Turquie – Répression universitaire et criminalisation de la liberté académique continuent de susciter l’inquiétude [ARES]

À la veille d’une nouvelle journée d’audience des procès des 1128 « Universitaires pour la Paix » et au lendemain d’une nouvelle purge visant près de 3000 personnes, dont 105 universitaires, l’ARES dénonce la criminalisation de l’exercice de la liberté académique dans la Turquie de l’après 15 juillet 2016, où la répression universitaire est aujourd’hui devenue aussi banale qu’inquiétante.

Les premiers de ces 1128 universitaires turcs sont poursuivis individuellement depuis le 5 décembre dernier pour « propagande terroriste », coupables d’avoir lancé, en janvier 2016, un appel à une paix négociée avec la communauté kurde dans le Sud-Est du pays.

Pour la plupart déjà exclus définitivement de l’université, quatre d’entre eux avaient aussi été emprisonnés et étaient poursuivis depuis mars 2016.

Leur situation personnelle préoccupe l’ARES, qui dénonce, à la veille d’une nouvelle journée d’audienceprogrammée ce 26 décembre et au lendemain d’une nouvelle purge visant 105 académiques, une institutionnalisation de la répression universitaire et l’installation, dans la Turquie de l’après coup d’État avorté de juillet 2016, d’une véritable politique d’inquisition menée à l’encontre de l’exercice de la liberté académique.

La nuit du 15 au 16 juillet 2016 avait été suivie, dans la foulée de l’instauration de l’état d’urgence, d’une série de limogeages et d’arrestations arbitraires sans précédent, notamment dans la fonction publique et dans les milieux académiques. Plus de 1500 doyens avaient ainsi été démis, quatre jours à peine après les évènements, tandis que les universitaires étaient assignés au pays dès le 20 juillet.

Cette première vague répressive avait déjà laissé craindre une sérieuse mise à mal des principes de liberté académique et d’autonomie institutionnelle des établissements d’enseignement supérieur, qui semble se confirmer tous les jours un peu plus dans le pays.

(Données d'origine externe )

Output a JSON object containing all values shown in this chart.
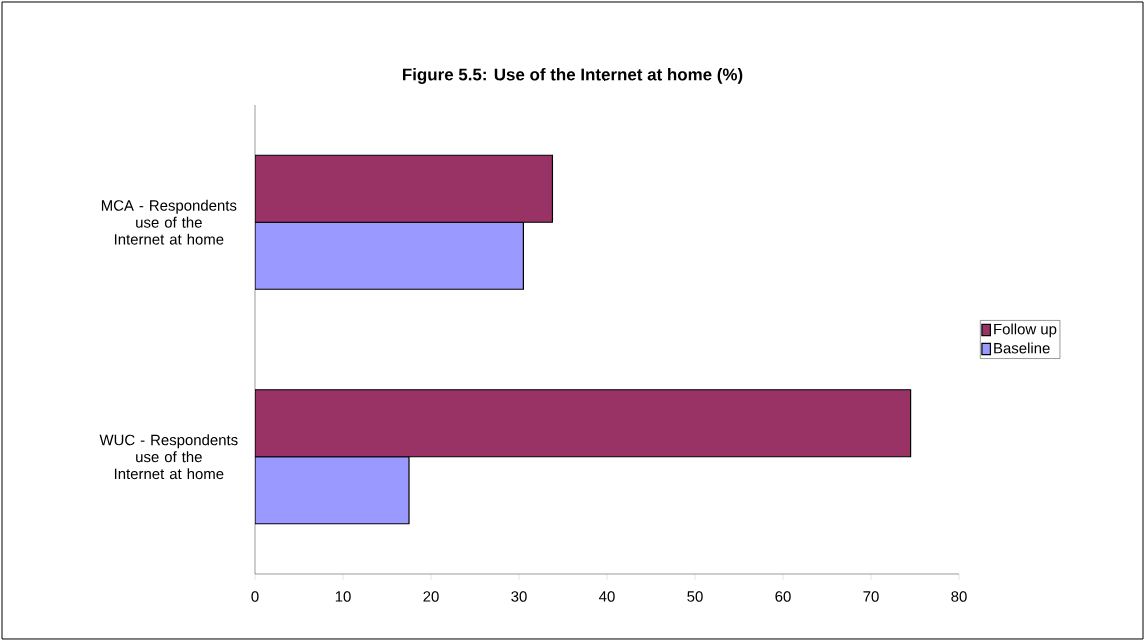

L’ARES et les établissements d’enseignement supérieur de la Fédération Wallonie-Bruxelles continuent, dans ce contexte, de soutenir les établissements turcs, leurs étudiants, chercheurs, professeurs et membres des personnels, contraints d’évoluer dans un climat de suspicion permanente à l’égard de leurs activités de recherche et d’enseignement.

En complément aux chaires ou aux bourses de recherche déjà ouvertes en Fédération Wallonie-Bruxelles aux professeurs ou aux doctorants turcs, de nouvelles actions de solidarité sont en ce moment à l’étude via l’ARES.

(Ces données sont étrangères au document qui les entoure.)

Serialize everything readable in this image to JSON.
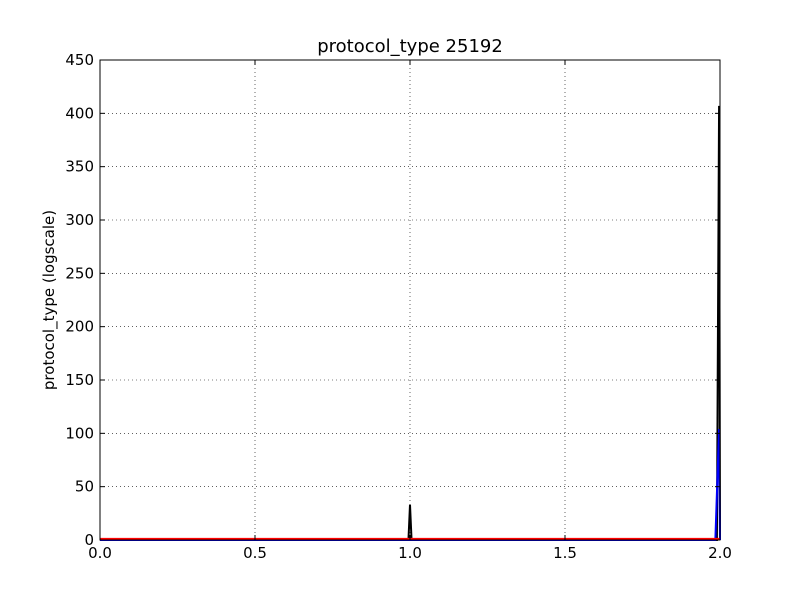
{
  "chart_data": {
    "type": "line",
    "title": "protocol_type 25192",
    "xlabel": "",
    "ylabel": "protocol_type (logscale)",
    "xlim": [
      0.0,
      2.0
    ],
    "ylim": [
      0,
      450
    ],
    "xticks": [
      "0.0",
      "0.5",
      "1.0",
      "1.5",
      "2.0"
    ],
    "yticks": [
      "0",
      "50",
      "100",
      "150",
      "200",
      "250",
      "300",
      "350",
      "400",
      "450"
    ],
    "grid": true,
    "series": [
      {
        "color": "#000000",
        "x": [
          0.0,
          0.995,
          1.0,
          1.005,
          1.99,
          1.997,
          2.0
        ],
        "y": [
          0,
          0,
          33,
          0,
          0,
          407,
          0
        ]
      },
      {
        "color": "#0000ff",
        "x": [
          0.0,
          1.985,
          1.997,
          2.0
        ],
        "y": [
          0,
          0,
          104,
          0
        ]
      },
      {
        "color": "#ff0000",
        "x": [
          0.0,
          2.0
        ],
        "y": [
          1,
          1
        ]
      }
    ]
  }
}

Plusieurs observateurs académiques envoyés par l’ULB assisteront ce mardi aux audiences prévues à Istanbul dans le cadre de la longue série de procès qui s’annonce au moins jusqu’en mai prochain.

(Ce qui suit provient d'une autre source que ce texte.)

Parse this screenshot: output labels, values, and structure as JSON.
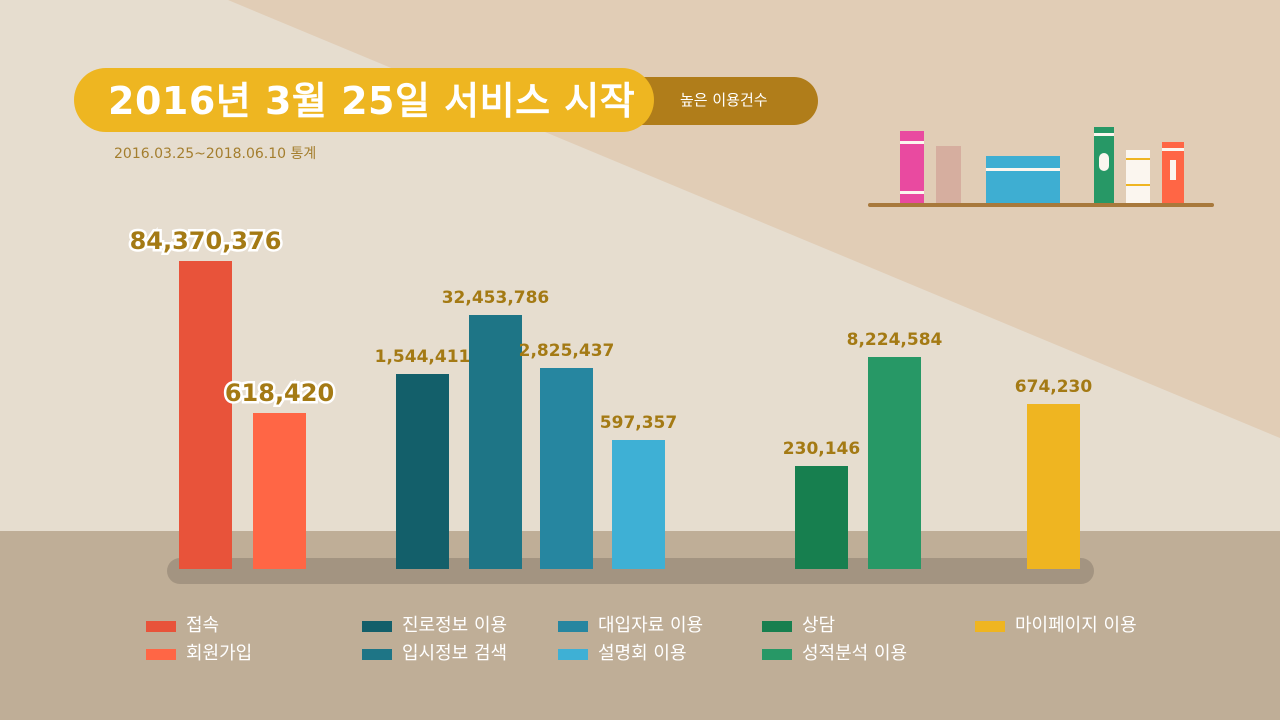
{
  "header": {
    "title": "2016년 3월 25일 서비스 시작",
    "badge": "높은 이용건수",
    "period": "2016.03.25~2018.06.10 통계"
  },
  "colors": {
    "background": "#e6ddcf",
    "floor": "#bfae97",
    "title_pill": "#eeb621",
    "badge_pill": "#b07d1a",
    "value_label": "#a47a14"
  },
  "chart_data": {
    "type": "bar",
    "title": "",
    "xlabel": "",
    "ylabel": "",
    "grid": false,
    "legend_position": "bottom",
    "categories": [
      "접속",
      "회원가입",
      "진로정보 이용",
      "입시정보 검색",
      "대입자료 이용",
      "설명회 이용",
      "상담",
      "성적분석 이용",
      "마이페이지 이용"
    ],
    "series": [
      {
        "values": [
          84370376,
          618420,
          1544411,
          32453786,
          2825437,
          597357,
          230146,
          8224584,
          674230
        ],
        "labels": [
          "84,370,376",
          "618,420",
          "1,544,411",
          "32,453,786",
          "2,825,437",
          "597,357",
          "230,146",
          "8,224,584",
          "674,230"
        ],
        "colors": [
          "#e8533a",
          "#ff6645",
          "#135f6a",
          "#1e7586",
          "#2686a0",
          "#3eb0d5",
          "#177f4f",
          "#279866",
          "#efb521"
        ]
      }
    ],
    "legend": [
      {
        "label": "접속",
        "color": "#e8533a"
      },
      {
        "label": "회원가입",
        "color": "#ff6645"
      },
      {
        "label": "진로정보 이용",
        "color": "#135f6a"
      },
      {
        "label": "입시정보 검색",
        "color": "#1e7586"
      },
      {
        "label": "대입자료 이용",
        "color": "#2686a0"
      },
      {
        "label": "설명회 이용",
        "color": "#3eb0d5"
      },
      {
        "label": "상담",
        "color": "#177f4f"
      },
      {
        "label": "성적분석 이용",
        "color": "#279866"
      },
      {
        "label": "마이페이지 이용",
        "color": "#efb521"
      }
    ]
  },
  "decoration": {
    "books": [
      {
        "name": "book-magenta",
        "color": "#e94aa0"
      },
      {
        "name": "book-tan",
        "color": "#d6ae9f"
      },
      {
        "name": "book-blue-box",
        "color": "#3eaed2"
      },
      {
        "name": "book-green",
        "color": "#279866"
      },
      {
        "name": "book-white",
        "color": "#fbf6ef"
      },
      {
        "name": "book-orange",
        "color": "#ff6645"
      }
    ]
  }
}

Les universitaires poursuivis rappellent la situation du journaliste indépendant et par ailleurs étudiant Loup Bureau, soupçonné de soutien au terrorisme par Ankara et incarcéré sommairement en aout dernier avant d’être libéré en septembre. Elle rappelle aussi, en Iran, la figure du doctorant de l’ULiège, Hamid Babaei, condamné en 2013 à six ans de réclusion pour refus d’espionnage et incarcéré depuis lors à Téhéran, ou celle d’Ahmadreza Djalali, professeur invité de la VUB, contre lequel le Tribunal révolutionnaire iranien a prononcé la peine capitale le 21 octobre dernier, pour « haute trahison ».

Tous ces cas mettent en lumière les atteintes portées délibérément et durablement au principe de liberté académique.

« Conjuguée à la liberté d’expression et à la liberté de la presse, la liberté des chercheurs et des enseignants est pourtant vitale pour la démocratie. Elle doit être garantie par le législatif et l’exécutif, et ‘sanctuarisée’ par le pouvoir judiciaire », rappelle l’administrateur de l’ARES, Julien Nicaise.

L’ARES appelle donc les autorités belges et européennes ainsi que l’ensemble de la communauté académique et scientifique à maintenir la vigilance et la pression envers Ankara en condamnant fermement toute atteinte à l’autonomie institutionnelle des établissements d’enseignement supérieur turcs, à la liberté de leurs enseignants et de leurs chercheurs, et au droit de leurs étudiants et des citoyens turcs à une éducation et à une science pluralistes.